Chicken of the woods is a hugely rewarding mushroom to find and eat. Here’s how to identify this easy mushroom for beginners and what to make with it once you have carried your treasure home.
Photography by Marie Viljoen.
Thirteen years and many “chickens” later, the anxiety I felt then seems silly. What else could it have been? Chicken of the woods has no toxic lookalikes. This electric-hued mushroom is unmistakeable. But a self-preserving seam of fear runs through all of us when faced with a possible (last?) supper of wild mushrooms.
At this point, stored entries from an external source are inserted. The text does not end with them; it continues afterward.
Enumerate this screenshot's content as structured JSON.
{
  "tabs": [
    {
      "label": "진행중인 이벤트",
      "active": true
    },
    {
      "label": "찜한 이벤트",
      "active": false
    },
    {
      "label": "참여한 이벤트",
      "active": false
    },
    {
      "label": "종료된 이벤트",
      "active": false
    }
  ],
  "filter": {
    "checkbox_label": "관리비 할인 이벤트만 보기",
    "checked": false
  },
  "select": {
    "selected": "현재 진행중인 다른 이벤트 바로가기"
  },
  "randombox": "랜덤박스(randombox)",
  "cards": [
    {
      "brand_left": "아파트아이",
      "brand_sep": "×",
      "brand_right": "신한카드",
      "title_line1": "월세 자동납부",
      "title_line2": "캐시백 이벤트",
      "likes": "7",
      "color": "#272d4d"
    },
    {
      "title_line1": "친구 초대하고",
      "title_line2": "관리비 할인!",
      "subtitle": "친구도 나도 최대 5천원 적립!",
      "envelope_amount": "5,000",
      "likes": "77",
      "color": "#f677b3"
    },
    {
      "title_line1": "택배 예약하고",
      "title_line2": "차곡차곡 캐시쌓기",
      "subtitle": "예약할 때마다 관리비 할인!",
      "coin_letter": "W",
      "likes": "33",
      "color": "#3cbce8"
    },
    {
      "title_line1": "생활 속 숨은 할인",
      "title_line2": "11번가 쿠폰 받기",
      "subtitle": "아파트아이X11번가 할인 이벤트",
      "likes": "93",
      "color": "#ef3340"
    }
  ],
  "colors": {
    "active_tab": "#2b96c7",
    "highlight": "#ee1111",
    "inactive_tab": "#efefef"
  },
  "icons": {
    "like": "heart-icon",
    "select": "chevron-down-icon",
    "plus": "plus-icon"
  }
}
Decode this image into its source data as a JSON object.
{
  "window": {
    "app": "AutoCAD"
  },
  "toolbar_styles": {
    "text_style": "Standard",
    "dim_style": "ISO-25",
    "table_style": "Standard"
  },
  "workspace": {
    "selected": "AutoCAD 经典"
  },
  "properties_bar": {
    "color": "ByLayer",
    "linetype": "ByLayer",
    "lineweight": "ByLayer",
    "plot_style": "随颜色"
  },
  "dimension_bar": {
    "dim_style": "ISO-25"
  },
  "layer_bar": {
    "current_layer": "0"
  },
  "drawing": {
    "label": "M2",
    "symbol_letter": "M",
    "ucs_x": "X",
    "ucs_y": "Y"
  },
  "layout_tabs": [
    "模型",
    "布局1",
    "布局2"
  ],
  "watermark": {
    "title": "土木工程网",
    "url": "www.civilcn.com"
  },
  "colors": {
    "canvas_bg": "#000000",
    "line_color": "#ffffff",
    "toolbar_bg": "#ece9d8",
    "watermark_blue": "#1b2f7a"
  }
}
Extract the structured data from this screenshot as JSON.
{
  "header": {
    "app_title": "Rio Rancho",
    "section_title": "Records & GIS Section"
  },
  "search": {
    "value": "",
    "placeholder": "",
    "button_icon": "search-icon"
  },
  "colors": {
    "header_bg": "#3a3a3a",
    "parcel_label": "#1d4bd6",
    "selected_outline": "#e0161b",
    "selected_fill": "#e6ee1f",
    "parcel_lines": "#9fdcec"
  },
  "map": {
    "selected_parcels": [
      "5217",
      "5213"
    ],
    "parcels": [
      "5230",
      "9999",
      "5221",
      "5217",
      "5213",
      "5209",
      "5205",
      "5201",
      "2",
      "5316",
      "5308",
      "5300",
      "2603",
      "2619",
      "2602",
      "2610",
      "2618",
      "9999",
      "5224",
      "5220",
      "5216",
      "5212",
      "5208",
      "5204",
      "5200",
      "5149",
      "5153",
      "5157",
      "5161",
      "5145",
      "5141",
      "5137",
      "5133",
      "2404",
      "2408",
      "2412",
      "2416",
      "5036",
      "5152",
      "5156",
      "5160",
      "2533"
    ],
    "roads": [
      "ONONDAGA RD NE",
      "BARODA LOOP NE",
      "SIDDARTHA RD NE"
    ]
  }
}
Chickens are ubiquitous across North America and other temperate parts of the world. Saprobic and parasitic tree pathogens, they fruit from mycelium in dying or dead hardwoods. They are polypores, with tiny, sponge-like pores beneath their caps, not gills.
The Laetiporus genus to which chickens belong is still being parsed at a genetic level by researchers, which has resulted in name changes, reclassifications, and the differentiation of subspecies. Collectively, they are edible.
Laetiporus sulphureus has vivid yellow pores underneath its cap, so it is commonly known as sulfur shelf (although I think of it as yellow chicken). The mushroom’s fan-like layers grow on upright or fallen tree trunks or large branches, but not on the ground. They cause heart rot in a tree.
L. cincinnatus (white chicken) has white pores, and causes butt or root rot on oaks. Unlike its shelving yellow cousin, it can seem to grow on the ground away from a tree, but is actually fruiting from the roots.
While they are often associated with late summer and early fall, chickens also fruit in late spring and early summer, in a warm spell after rain.